Whether for a few minutes or a few hours, all parents will face this dilemma: Is my child old enough to stay home alone?
If you look to Ohio's state or local laws, you won't find a minimum age specified. Instead, the Ohio Revised Code says that parents are responsible for providing adequate and proper supervision and care for their children. So, the real question isn't so much one of age, but one of your child's maturity, readiness, and your ability to plan for safety, emergencies, and activities.
Parents need to look at their child's maturity and readiness in three broad areas.
Can your child lock and unlock the doors and windows; use the telephone; and operate appliances safely (such as a can opener, microwave, toaster oven, stove top)?
Your child must be able to read and take a written message; follow and give directions; and understand and describe house rules and safety/emergency procedures.
Your child needs to feel good about being left home alone; feel confident in his/her ability to take care of him/herself; and be comfortable with limited social interaction.
Take cues from your child. If he/she says he/she is afraid, lonely, or unsure of his/her ability to stay home alone, he/she is not ready. Once you believe your child is ready, create a plan. Begin by talking with your child about the possibility of staying home alone. Ask if he/she would like to stay home alone. If not, don't force the issue. If yes, then do the following.
- Talk about house rules and expectations, and write down safety and emergency procedures. Ensure that your child understands what to do and who to contact in case of an emergency.
- Make a list of play rules.
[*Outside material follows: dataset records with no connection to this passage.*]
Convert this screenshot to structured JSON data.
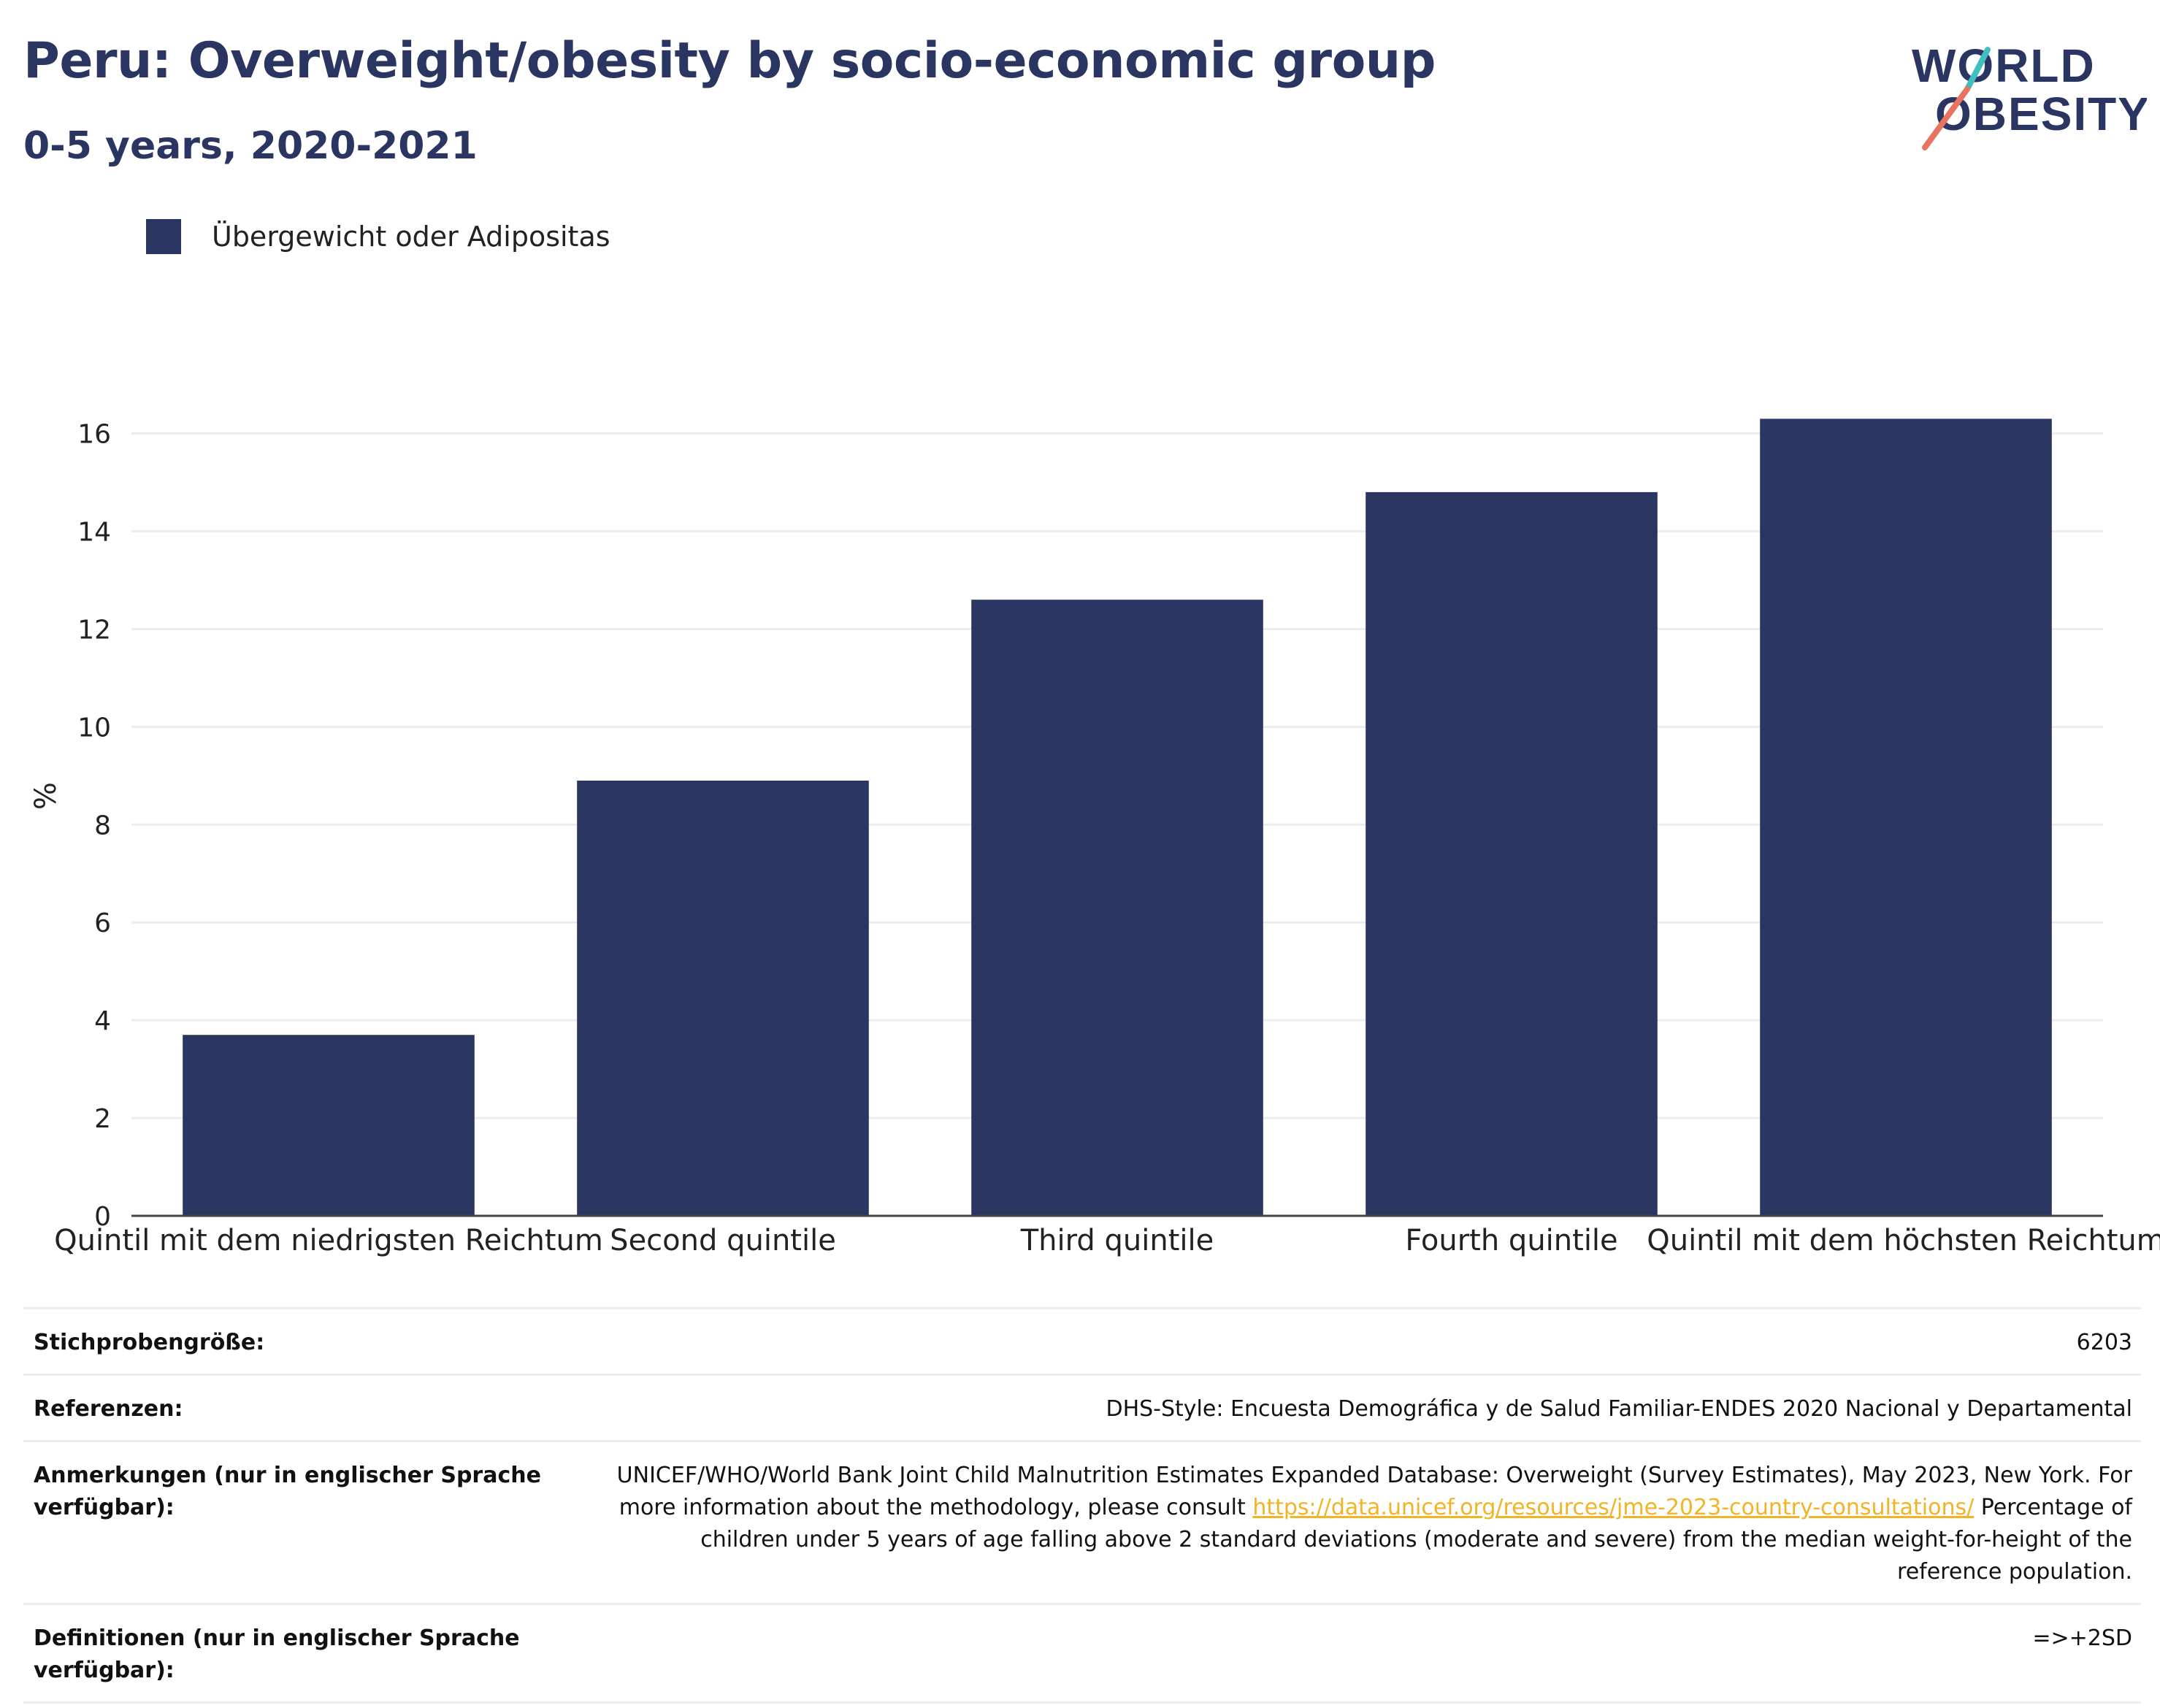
{
  "title": "Peru: Overweight/obesity by socio-economic group",
  "subtitle": "0-5 years, 2020-2021",
  "logo": {
    "line1": "WORLD",
    "line2": "OBESITY",
    "accent_teal": "#3fbfbf",
    "accent_coral": "#e8735f"
  },
  "legend": {
    "label": "Übergewicht oder Adipositas",
    "color": "#2a3561"
  },
  "chart_data": {
    "type": "bar",
    "categories": [
      "Quintil mit dem niedrigsten Reichtum",
      "Second quintile",
      "Third quintile",
      "Fourth quintile",
      "Quintil mit dem höchsten Reichtum"
    ],
    "series": [
      {
        "name": "Übergewicht oder Adipositas",
        "values": [
          3.7,
          8.9,
          12.6,
          14.8,
          16.3
        ],
        "color": "#2a3561"
      }
    ],
    "ylabel": "%",
    "xlabel": "",
    "ylim": [
      0,
      16.8
    ],
    "yticks": [
      0,
      2,
      4,
      6,
      8,
      10,
      12,
      14,
      16
    ],
    "grid": true,
    "legend_position": "top-left"
  },
  "info": {
    "rows": [
      {
        "key": "Stichprobengröße:",
        "value": "6203"
      },
      {
        "key": "Referenzen:",
        "value": "DHS-Style: Encuesta Demográfica y de Salud Familiar-ENDES 2020 Nacional y Departamental"
      },
      {
        "key": "Anmerkungen (nur in englischer Sprache verfügbar):",
        "value_pre": "UNICEF/WHO/World Bank Joint Child Malnutrition Estimates Expanded Database: Overweight (Survey Estimates), May 2023, New York. For more information about the methodology, please consult ",
        "link": "https://data.unicef.org/resources/jme-2023-country-consultations/",
        "value_post": " Percentage of children under 5 years of age falling above 2 standard deviations (moderate and severe) from the median weight-for-height of the reference population."
      },
      {
        "key": "Definitionen (nur in englischer Sprache verfügbar):",
        "value": "=>+2SD"
      }
    ]
  }
}
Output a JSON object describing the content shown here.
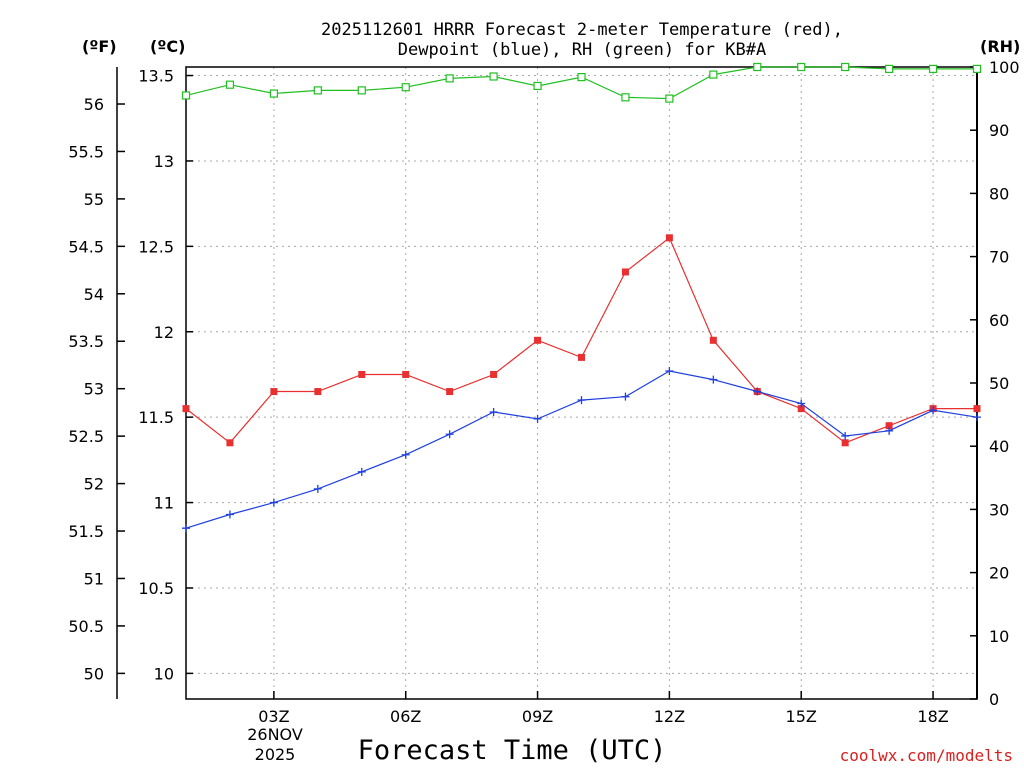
{
  "chart_data": {
    "type": "line",
    "title_line1": "2025112601 HRRR Forecast 2-meter Temperature (red),",
    "title_line2": "Dewpoint (blue), RH (green) for KB#A",
    "xlabel": "Forecast Time (UTC)",
    "credit": "coolwx.com/modelts",
    "unit_left_f": "(ºF)",
    "unit_left_c": "(ºC)",
    "unit_right": "(RH)",
    "date_lines": [
      "26NOV",
      "2025"
    ],
    "x_range": [
      1,
      19
    ],
    "x_ticks": [
      {
        "hour": 3,
        "label": "03Z"
      },
      {
        "hour": 6,
        "label": "06Z"
      },
      {
        "hour": 9,
        "label": "09Z"
      },
      {
        "hour": 12,
        "label": "12Z"
      },
      {
        "hour": 15,
        "label": "15Z"
      },
      {
        "hour": 18,
        "label": "18Z"
      }
    ],
    "celsius_range": [
      9.85,
      13.55
    ],
    "celsius_ticks": [
      "10",
      "10.5",
      "11",
      "11.5",
      "12",
      "12.5",
      "13",
      "13.5"
    ],
    "fahrenheit_ticks": [
      "50",
      "50.5",
      "51",
      "51.5",
      "52",
      "52.5",
      "53",
      "53.5",
      "54",
      "54.5",
      "55",
      "55.5",
      "56"
    ],
    "rh_range": [
      0,
      100
    ],
    "rh_ticks": [
      "0",
      "10",
      "20",
      "30",
      "40",
      "50",
      "60",
      "70",
      "80",
      "90",
      "100"
    ],
    "hours": [
      1,
      2,
      3,
      4,
      5,
      6,
      7,
      8,
      9,
      10,
      11,
      12,
      13,
      14,
      15,
      16,
      17,
      18,
      19
    ],
    "series": [
      {
        "name": "Temperature",
        "axis": "celsius",
        "color": "#e83030",
        "marker": "filled-square",
        "values": [
          11.55,
          11.35,
          11.65,
          11.65,
          11.75,
          11.75,
          11.65,
          11.75,
          11.95,
          11.85,
          12.35,
          12.55,
          11.95,
          11.65,
          11.55,
          11.35,
          11.45,
          11.55,
          11.55
        ]
      },
      {
        "name": "Dewpoint",
        "axis": "celsius",
        "color": "#2040e0",
        "marker": "plus",
        "values": [
          10.85,
          10.93,
          11.0,
          11.08,
          11.18,
          11.28,
          11.4,
          11.53,
          11.49,
          11.6,
          11.62,
          11.77,
          11.72,
          11.65,
          11.58,
          11.39,
          11.42,
          11.54,
          11.5
        ]
      },
      {
        "name": "RH",
        "axis": "rh",
        "color": "#20c020",
        "marker": "open-square",
        "values": [
          95.5,
          97.2,
          95.8,
          96.3,
          96.3,
          96.8,
          98.2,
          98.5,
          97.0,
          98.4,
          95.2,
          95.0,
          98.8,
          100,
          100,
          100,
          99.7,
          99.7,
          99.7
        ]
      }
    ]
  }
}
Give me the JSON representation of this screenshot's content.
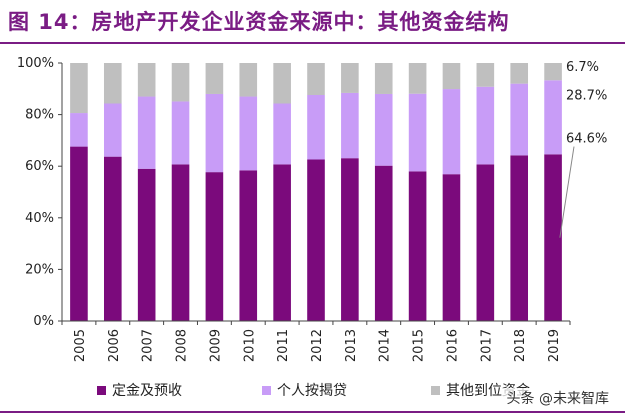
{
  "title": "图 14：房地产开发企业资金来源中：其他资金结构",
  "watermark": "头条 @未来智库",
  "chart_data": {
    "type": "bar",
    "stacked": true,
    "percent": true,
    "categories": [
      "2005",
      "2006",
      "2007",
      "2008",
      "2009",
      "2010",
      "2011",
      "2012",
      "2013",
      "2014",
      "2015",
      "2016",
      "2017",
      "2018",
      "2019"
    ],
    "series": [
      {
        "name": "定金及预收",
        "color": "#7b0a7c",
        "values": [
          67.6,
          63.7,
          59.0,
          60.7,
          57.7,
          58.4,
          60.7,
          62.6,
          63.1,
          60.2,
          58.0,
          56.9,
          60.7,
          64.2,
          64.6
        ]
      },
      {
        "name": "个人按揭贷",
        "color": "#c89cf7",
        "values": [
          13.0,
          20.6,
          28.0,
          24.4,
          30.3,
          28.6,
          23.6,
          25.0,
          25.3,
          27.8,
          30.1,
          33.0,
          30.1,
          27.8,
          28.7
        ]
      },
      {
        "name": "其他到位资金",
        "color": "#bfbfbf",
        "values": [
          19.4,
          15.7,
          13.0,
          14.9,
          12.0,
          13.0,
          15.7,
          12.4,
          11.6,
          12.0,
          11.9,
          10.1,
          9.2,
          8.0,
          6.7
        ]
      }
    ],
    "ylim": [
      0,
      100
    ],
    "yticks": [
      "0%",
      "20%",
      "40%",
      "60%",
      "80%",
      "100%"
    ],
    "annotations": [
      "6.7%",
      "28.7%",
      "64.6%"
    ],
    "grid": false,
    "legend": "bottom"
  }
}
Is it OK to play outside? When? With other neighborhood kids? What activities are "off limits"?
- Develop a list of activities, besides watching TV and playing video games.
- Establish Internet and texting rules and limits (ikeepsafe.org has excellent resources that can help you and your child).
- Stock a crafts center.
- Discuss meals and snacks and how to prepare them.
- Decide if any household chores are to be done, and discuss standards for their completion.
- Rehearse what to do in case of a power outage, fire, or tornado (see homesafetycouncil.org).
- Discuss how the telephone should be answered and what information is OK to give out (never let a stranger know a child is home alone).
- Determine who should be let in the house (uniformed persons are strangers, too).
- Learn how to do basic first aid (completing a Red Cross course is recommended).
- Establish a "code word" to use if you need to communicate to your child through another person.
- Rehearse possible situations that your child might face while home alone, and discuss how to handle them safely.
At the end of this process, you must be confident that your child can do basic problem-solving and make good decisions in your absence. Be sure that your child has at least three alternate contacts whom he/she can call, and that there is a "safe place" in the neighborhood where he/she can go for help (such as to a neighbor's, to the fire station, or to a place of worship). Post contact and emergency numbers next to the phone. If your child has a cell phone, make sure the numbers are added to his/her contacts or built-in phone book.
There is no magic age at which children can stay home alone. What matters most is (1) whether they are mature enough, (2) they know how to respond in emergency situations, and (3) they are willing to follow directions and rules. If your children are not comfortably self-sufficient in your absence, they are not ready to stay home alone.
Casper, L. M., & Smith, K. E. (2004). Self-care: Why do parents leave their children unsupervised? Demography, 41(2), 285–301.
Sloan Work and Family Research Network. (2009). Questions and answers about school-age children in self-care: A Sloan Work and Family Research Network fact sheet. Chestnut Hill, MA: Boston College.
Vandivere, S., Tout, K., Zaslow, M., Calkins, J., & Capizzano, J. (2003). Unsupervised time: Family and child factors associated with self-care (Occasional Paper No. 71). Washington, DC: The Urban Institute.
Zielewski, E., Malm, K., & Geen, R. (2006). Children caring for themselves and child neglect: When do they overlap? The Urban Institute.
Children Caring for Themselves and Child Neglect: When Do They Overlap? (urban.org).